Donor ID Normal Sample ID Tumour Sample ID
TCGASTSA000008 TCGASTSA000008-N001-B01-P TCGASTSA000008-T001-P01-P
TCGASTSA000014 TCGASTSA000014-N001-B01-P TCGASTSA000014-T001-P01-P
TCGASTSA000026 TCGASTSA000026-N002-A01-P TCGASTSA000026-T001-P01-P
TCGASTSA000041 TCGASTSA000041-N001-B01-P TCGASTSA000041-T001-P01-P
TCGASTSA000045 TCGASTSA000045-N001-B01-P TCGASTSA000045-T001-P01-P
TCGASTSA000060 TCGASTSA000060-N001-B01-P TCGASTSA000060-T001-P01-P
TCGASTSA000064 TCGASTSA000064-N001-B01-P TCGASTSA000064-T001-P01-P
TCGASTSA000112 TCGASTSA000112-N001-B01-P TCGASTSA000112-T001-P01-P
TCGASTSA000131 TCGASTSA000131-N001-B01-P TCGASTSA000131-T001-P01-P
TCGASTSA000200 TCGASTSA000200-N001-B01-P TCGASTSA000200-T001-P01-P

References

  1. StableLift: Optimized Germline and Somatic Variant Detection Across Genome Builds
  2. Metapipeline-DNA: A Comprehensive Germline & Somatic Genomics Nextflow Pipeline
  3. uclahs-cds/metapipeline-DNA

Discussions


Contributors

Please see list of Contributors at GitHub.


License

pipeline-StableLift is licensed under the GNU General Public License version 2. See the file LICENSE for the terms of the GNU GPL license.

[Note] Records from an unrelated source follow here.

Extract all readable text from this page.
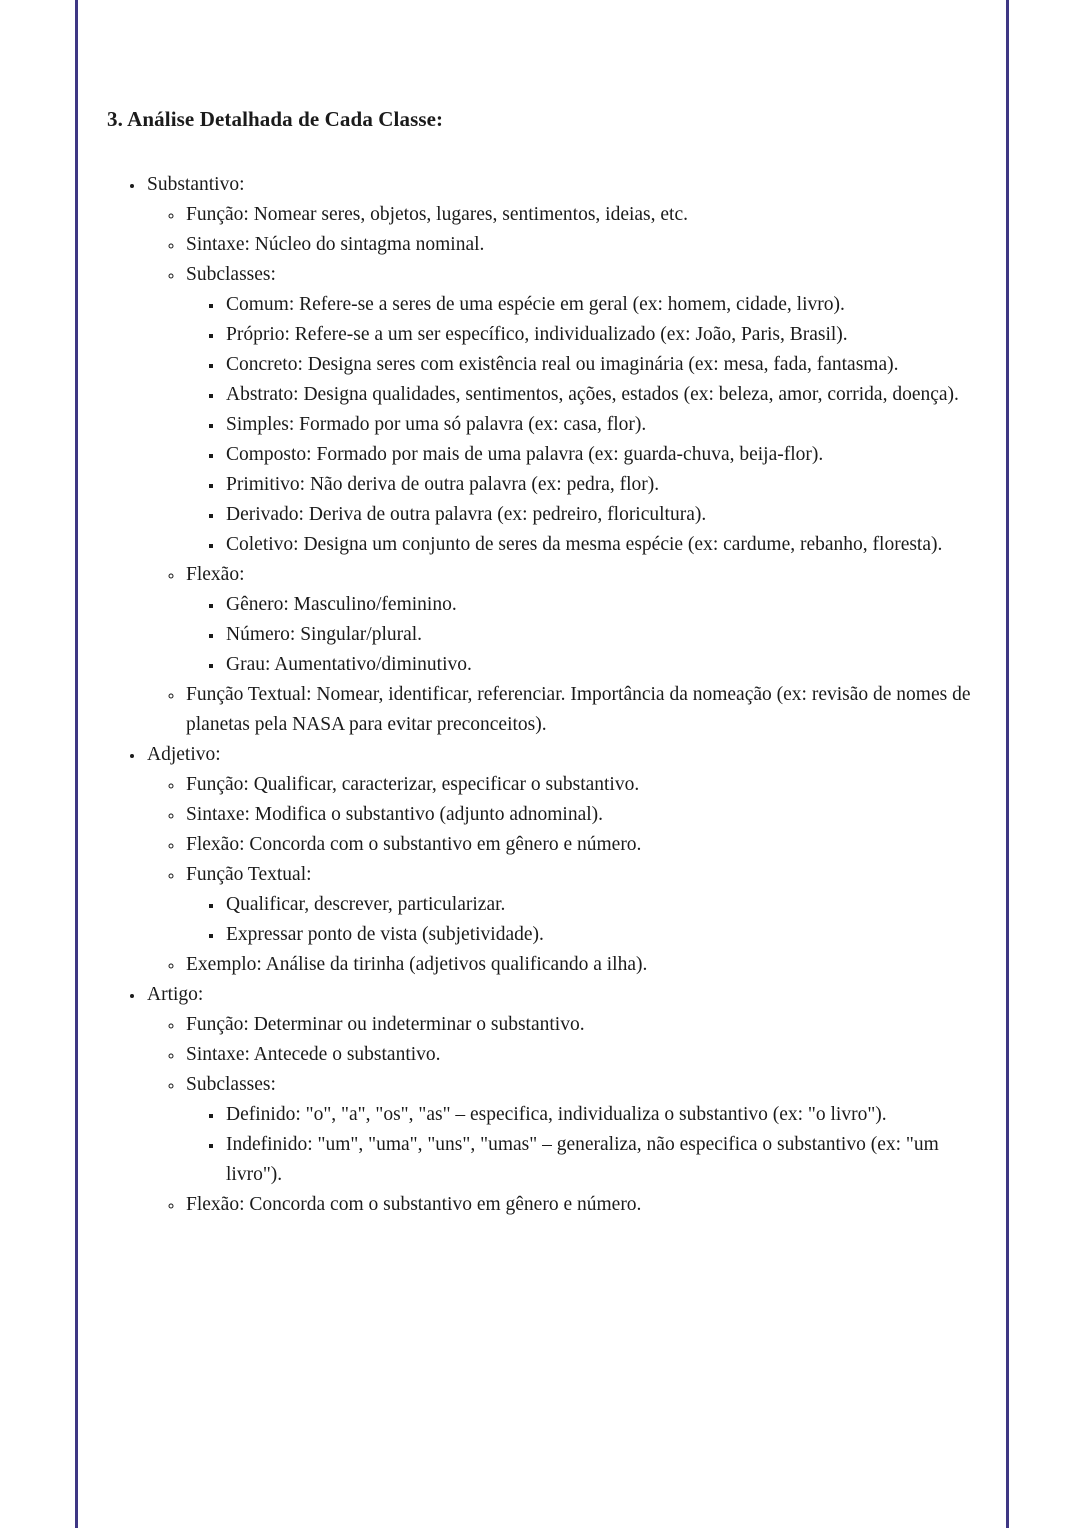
3. Análise Detalhada de Cada Classe:
• Substantivo:
◦ Função: Nomear seres, objetos, lugares, sentimentos, ideias, etc.
◦ Sintaxe: Núcleo do sintagma nominal.
◦ Subclasses:
▪ Comum: Refere-se a seres de uma espécie em geral (ex: homem, cidade, livro).
▪ Próprio: Refere-se a um ser específico, individualizado (ex: João, Paris, Brasil).
▪ Concreto: Designa seres com existência real ou imaginária (ex: mesa, fada, fantasma).
▪ Abstrato: Designa qualidades, sentimentos, ações, estados (ex: beleza, amor, corrida, doença).
▪ Simples: Formado por uma só palavra (ex: casa, flor).
▪ Composto: Formado por mais de uma palavra (ex: guarda-chuva, beija-flor).
▪ Primitivo: Não deriva de outra palavra (ex: pedra, flor).
▪ Derivado: Deriva de outra palavra (ex: pedreiro, floricultura).
▪ Coletivo: Designa um conjunto de seres da mesma espécie (ex: cardume, rebanho, floresta).
◦ Flexão:
▪ Gênero: Masculino/feminino.
▪ Número: Singular/plural.
▪ Grau: Aumentativo/diminutivo.
◦ Função Textual: Nomear, identificar, referenciar. Importância da nomeação (ex: revisão de nomes de planetas pela NASA para evitar preconceitos).
• Adjetivo:
◦ Função: Qualificar, caracterizar, especificar o substantivo.
◦ Sintaxe: Modifica o substantivo (adjunto adnominal).
◦ Flexão: Concorda com o substantivo em gênero e número.
◦ Função Textual:
▪ Qualificar, descrever, particularizar.
▪ Expressar ponto de vista (subjetividade).
◦ Exemplo: Análise da tirinha (adjetivos qualificando a ilha).
• Artigo:
◦ Função: Determinar ou indeterminar o substantivo.
◦ Sintaxe: Antecede o substantivo.
◦ Subclasses:
▪ Definido: "o", "a", "os", "as" – especifica, individualiza o substantivo (ex: "o livro").
▪ Indefinido: "um", "uma", "uns", "umas" – generaliza, não especifica o substantivo (ex: "um livro").
◦ Flexão: Concorda com o substantivo em gênero e número.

StableLift is a machine learning approach designed to predict variant stability across reference genome builds, supplementing LiftOver coordinate conversion to increase the portability of variant calls.

Copyright (C) 2024 University of California Los Angeles ("Boutros Lab") All rights reserved.

This program is free software; you can redistribute it and/or modify it under the terms of the GNU General Public License as published by the Free Software Foundation; either version 2 of the License, or (at your option) any later version.

This program is distributed in the hope that it will be useful, but WITHOUT ANY WARRANTY; without even the implied warranty of MERCHANTABILITY or FITNESS FOR A PARTICULAR PURPOSE. See the GNU General Public License for more details.